The Tempo-Star Conan the Barbarian Paperbacks: Part 5

Sunday , 6, September 2020 Leave a comment

Volume 5 of Stan Lee Presents Conan the Barbarian contains a three-page introduction by Roy Thomas. He gives a chronology of Conan publishing. What is strange is he mentions the first three Temp paperbacks published simultaneously in February 1979, not 1978. Comics.org had a key date of 5-10-1978 for volume 5. Thomas also mentions 1980 as the projected date of release of the Conan movie.

“The Dweller in the Dark,” originally in Conan the Barbarian #12 (December 1971) is scripted by Roy Thomas, penciled and inked by Barry Smith, letters by Sam Rosen.

Synopsis: Conan becomes Captain of the royal guard in the small city-state of Zahmahn as well as the lover of Queen Fatima. When the Queen catches Conan with the servant girl Yaila in a delicate situation, she leaves them in the dungeon to be devoured by the Dweller in the Dark. They manage to escape, however, and Conan throws the Queen to the monster. According to tradition, Zahmahn can only be ruled by a female sovereign, so Conan nominates Yaila as the new queen.

The story is another big monster story. Barry Smith’s art continues to grow and dazzle.

“Web of the Spider God” (Conan the Barbarian #13, Jan. 1972) is based on a plot provided by John Jakes. Jakes is one of the last living writers to have started in the pulp magazines. He became involved in sword-and-sorcery fiction in 1963 when his character, Brak, first appeared in Fantastic Stories. Jakes wrote enough Brak stories and novel in the 1960s to take part in the sword-and-sorcery boom in the wake of the Lancer Conan paperbacks. He was lucky enough to have Frank Frazetta paint two of the covers.

Roy Thomas scripted the story based on Jake’s plot.

Synopsis: The story takes place in the desert east of Ophir. Raiders beset Conan, leaving him for dead close to the Zamoran border. Conan makes his way to the city of Yezud in Zamora. He becomes involved fighting the spider god of that city. Conan finds the man of many scars who left him for dead. The city of Yezud is destroyed by an engineer at the end. This would have made a decent pulp story thirty years earlier.

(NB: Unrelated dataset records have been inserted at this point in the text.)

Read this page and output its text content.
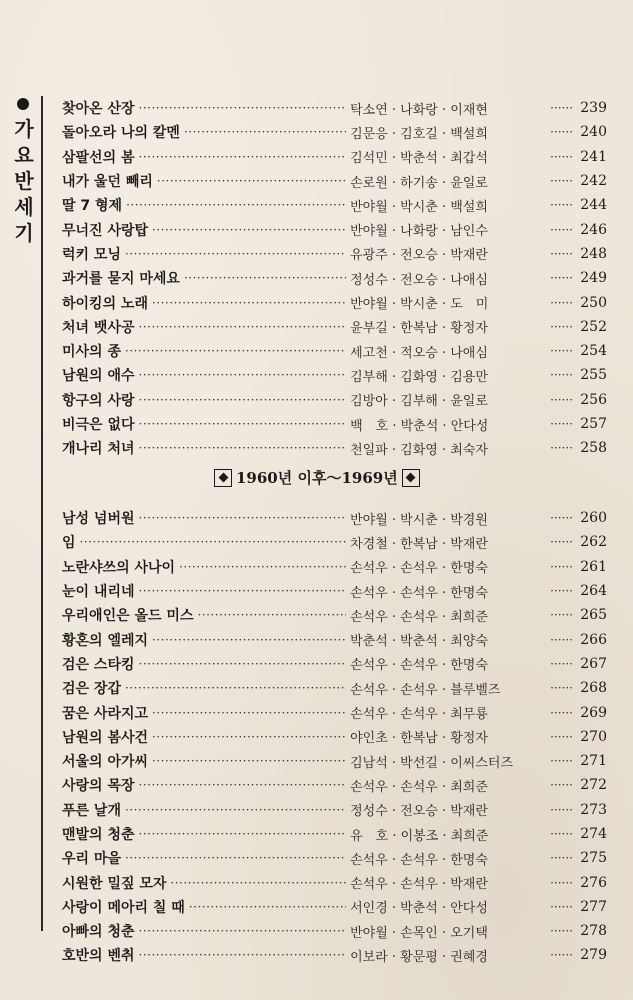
가
요
반
세
기
찾아온 산장 ·····	탁소연 · 나화랑 · 이재현	······ 239
돌아오라 나의 칼멘 ·····	김문응 · 김호길 · 백설희	······ 240
삼팔선의 봄 ·····	김석민 · 박춘석 · 최갑석	······ 241
내가 울던 빼리 ·····	손로원 · 하기송 · 윤일로	······ 242
딸 7 형제 ·····	반야월 · 박시춘 · 백설희	······ 244
무너진 사랑탑 ·····	반야월 · 나화랑 · 남인수	······ 246
럭키 모닝 ·····	유광주 · 전오승 · 박재란	······ 248
과거를 묻지 마세요 ·····	정성수 · 전오승 · 나애심	······ 249
하이킹의 노래 ·····	반야월 · 박시춘 · 도　미	······ 250
처녀 뱃사공 ·····	윤부길 · 한복남 · 황정자	······ 252
미사의 종 ·····	세고천 · 적오승 · 나애심	······ 254
남원의 애수 ·····	김부해 · 김화영 · 김용만	······ 255
항구의 사랑 ·····	김방아 · 김부해 · 윤일로	······ 256
비극은 없다 ·····	백　호 · 박춘석 · 안다성	······ 257
개나리 처녀 ·····	천일파 · 김화영 · 최숙자	······ 258
1960년 이후～1969년
남성 넘버원 ·····	반야월 · 박시춘 · 박경원	······ 260
임 ·····	차경철 · 한복남 · 박재란	······ 262
노란샤쓰의 사나이 ·····	손석우 · 손석우 · 한명숙	······ 261
눈이 내리네 ·····	손석우 · 손석우 · 한명숙	······ 264
우리애인은 올드 미스 ·····	손석우 · 손석우 · 최희준	······ 265
황혼의 엘레지 ·····	박춘석 · 박춘석 · 최양숙	······ 266
검은 스타킹 ·····	손석우 · 손석우 · 한명숙	······ 267
검은 장갑 ·····	손석우 · 손석우 · 블루벨즈	······ 268
꿈은 사라지고 ·····	손석우 · 손석우 · 최무룡	······ 269
남원의 봄사건 ·····	야인초 · 한복남 · 황정자	······ 270
서울의 아가씨 ·····	김남석 · 박선길 · 이씨스터즈	······ 271
사랑의 목장 ·····	손석우 · 손석우 · 최희준	······ 272
푸른 날개 ·····	정성수 · 전오승 · 박재란	······ 273
맨발의 청춘 ·····	유　호 · 이봉조 · 최희준	······ 274
우리 마을 ·····	손석우 · 손석우 · 한명숙	······ 275
시원한 밀짚 모자 ·····	손석우 · 손석우 · 박재란	······ 276
사랑이 메아리 칠 때 ·····	서인경 · 박춘석 · 안다성	······ 277
아빠의 청춘 ·····	반야월 · 손목인 · 오기택	······ 278
호반의 벤취 ·····	이보라 · 황문평 · 권혜경	······ 279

“The Frost Giant’s Daughter” originally appeared Savage Tales #1 (May 1971). It was reformatted for Conan the Barbarian #16 (July 1972). Roy Thomas adapted the Robert E. Howard story. The story takes up 34 pages. There are some famous Barry Smith scenes in this version. Roy Thomas went with the de Camp chronology of having Conan return from the civilized lands instead of placing it before “Tower of the Elephant.”

You all know the story “The Frost Giant’s Daughter.” The story has gotten commentary of Conan as rapist. This is ludicrous. Atali is a supernatural creature who lures men to their deaths. Her beauty is no doubt a mirage, glamour to attract victims for her brothers and father, Ymir the Frost Giant. The proper way to deal with Atali was put a wooden stake through her chest. The suggestion of rape is moralizing without figuring out what is front of the reader.

Notable with Vol 5 is the large amount of white margins. The mass market paperback just was not a good size to reformat the typical comic book.